信者の女たちに言ってやるがいい。かの女らの視線を低くし,貞淑を守れ。外に表われるものの外は,かの女らの美(や飾り)を目立たせてはならない。それからヴェイルをその胸の上に垂れなさい。
このように、イスラム教では貞潔・貞淑を守ることは男女ともに義務とされます。
- 慎み深く、清潔で、そして、品格のある服装は、ハラール。
これは「外見の美しさだけで、判断しないで」という、静かで、しかし、力強い「宣言」だと感じます。
Aya初めてヒジャブを付けた状態で日本に一時帰国した時、人生で1番自由だと感じました。この感情は、きっと一生忘れないと思います。

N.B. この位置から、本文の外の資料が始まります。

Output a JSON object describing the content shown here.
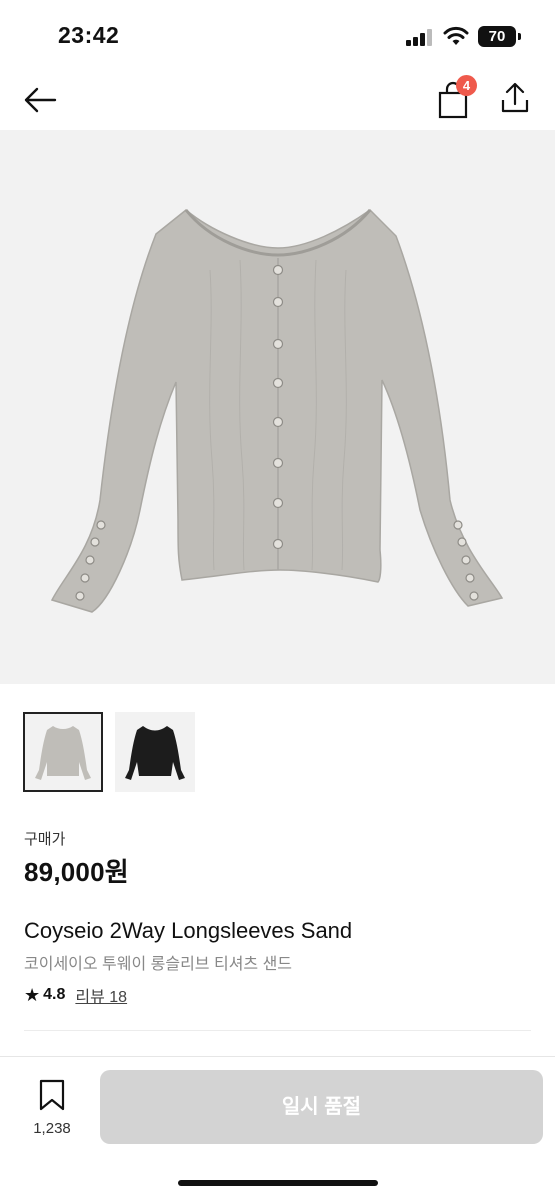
{
  "status_bar": {
    "time": "23:42",
    "battery": "70",
    "icons": [
      "signal-icon",
      "wifi-icon",
      "battery-icon"
    ]
  },
  "nav": {
    "back_icon": "arrow-left-icon",
    "bag_icon": "shopping-bag-icon",
    "bag_badge": "4",
    "share_icon": "share-icon",
    "badge_color": "#ef5a4c"
  },
  "product": {
    "price_label": "구매가",
    "price": "89,000원",
    "title_en": "Coyseio 2Way Longsleeves Sand",
    "title_ko": "코이세이오 투웨이 롱슬리브 티셔츠 샌드",
    "rating": "4.8",
    "review_text": "리뷰 18",
    "thumbnails": [
      {
        "color": "sand",
        "selected": true
      },
      {
        "color": "black",
        "selected": false
      }
    ]
  },
  "bottom_bar": {
    "bookmark_icon": "bookmark-icon",
    "bookmark_count": "1,238",
    "sold_out_label": "일시 품절",
    "sold_out_color": "#d3d3d3"
  }
}
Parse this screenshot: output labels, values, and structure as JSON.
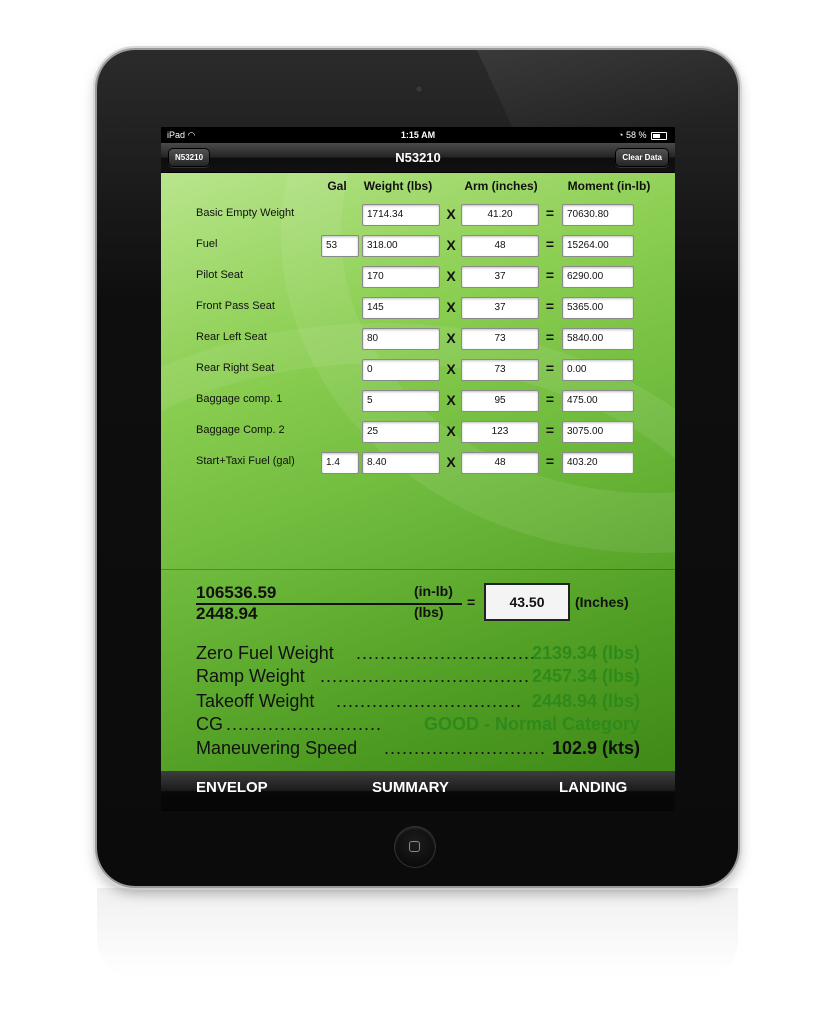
{
  "status_bar": {
    "carrier": "iPad",
    "time": "1:15 AM",
    "battery": "58 %"
  },
  "nav": {
    "left_button": "N53210",
    "title": "N53210",
    "right_button": "Clear Data"
  },
  "table": {
    "headers": {
      "gal": "Gal",
      "weight": "Weight (lbs)",
      "arm": "Arm (inches)",
      "moment": "Moment (in-lb)"
    },
    "operators": {
      "times": "X",
      "equals": "="
    },
    "rows": [
      {
        "label": "Basic Empty Weight",
        "gal": "",
        "weight": "1714.34",
        "arm": "41.20",
        "moment": "70630.80"
      },
      {
        "label": "Fuel",
        "gal": "53",
        "weight": "318.00",
        "arm": "48",
        "moment": "15264.00"
      },
      {
        "label": "Pilot Seat",
        "gal": "",
        "weight": "170",
        "arm": "37",
        "moment": "6290.00"
      },
      {
        "label": "Front Pass Seat",
        "gal": "",
        "weight": "145",
        "arm": "37",
        "moment": "5365.00"
      },
      {
        "label": "Rear Left Seat",
        "gal": "",
        "weight": "80",
        "arm": "73",
        "moment": "5840.00"
      },
      {
        "label": "Rear Right Seat",
        "gal": "",
        "weight": "0",
        "arm": "73",
        "moment": "0.00"
      },
      {
        "label": "Baggage comp. 1",
        "gal": "",
        "weight": "5",
        "arm": "95",
        "moment": "475.00"
      },
      {
        "label": "Baggage Comp. 2",
        "gal": "",
        "weight": "25",
        "arm": "123",
        "moment": "3075.00"
      },
      {
        "label": "Start+Taxi Fuel (gal)",
        "gal": "1.4",
        "weight": "8.40",
        "arm": "48",
        "moment": "403.20"
      }
    ]
  },
  "cg_calc": {
    "total_moment": "106536.59",
    "total_weight": "2448.94",
    "moment_unit": "(in-lb)",
    "weight_unit": "(lbs)",
    "equals": "=",
    "cg_value": "43.50",
    "cg_unit": "(Inches)"
  },
  "summary": [
    {
      "label": "Zero Fuel Weight",
      "dots": "..............................",
      "value": "2139.34 (lbs)"
    },
    {
      "label": "Ramp Weight",
      "dots": "...................................",
      "value": "2457.34 (lbs)"
    },
    {
      "label": "Takeoff Weight",
      "dots": "...............................",
      "value": "2448.94 (lbs)"
    },
    {
      "label": "CG",
      "dots": "..........................",
      "value": "GOOD - Normal Category"
    },
    {
      "label": "Maneuvering Speed",
      "dots": "...........................",
      "value": "102.9 (kts)"
    }
  ],
  "tabs": {
    "envelop": "ENVELOP",
    "summary": "SUMMARY",
    "landing": "LANDING"
  },
  "colors": {
    "accent_green": "#2f8a1c",
    "screen_green": "#6cb83a"
  }
}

この話については、こちらの記事で体験談について詳しく書いています。
ハラールな服装とは、内面にある、本当の知性や、人格など、を外見だけで判断する外野から大切に「守る」ことができる素晴らしい装いです。
そして、自分の美しさ等について、限られた人(配偶者や家族など)だけに見せる大切なもの、外野には何も言わせない、という自分でコントロールを取り戻す方法とも感じます。
ヒジャブで「真の自由」を手に入れた話|日本人改宗ムスリマの体験談

今日からできる「ハラールな暮らし」ミニチェックリスト
『ハラールな暮らし』を、私たちの日常にどう取り入れていけばいいか、簡単なチェックリストを作ってみました。
まずは、小さな一歩から一緒に始めましょう!
食べ物
ムスリム:原材料を確認し、避けるべき成分がないか確認する
みんな:より自分の健康に良いものを選ぶ
お金の使い方
収入も支出も正しい方法かどうか意識する
人間関係
誠実さと約束を守る心を大切にする
言葉の使い方
嘘や悪口を手放し、善い言葉を選ぶ
身だしなみ
慎みと清潔感ある服装を心がける
(ムスリマの方でヒジャブに苦戦している方、きっともうすぐ自信を持てる日が来ます Insha Allah)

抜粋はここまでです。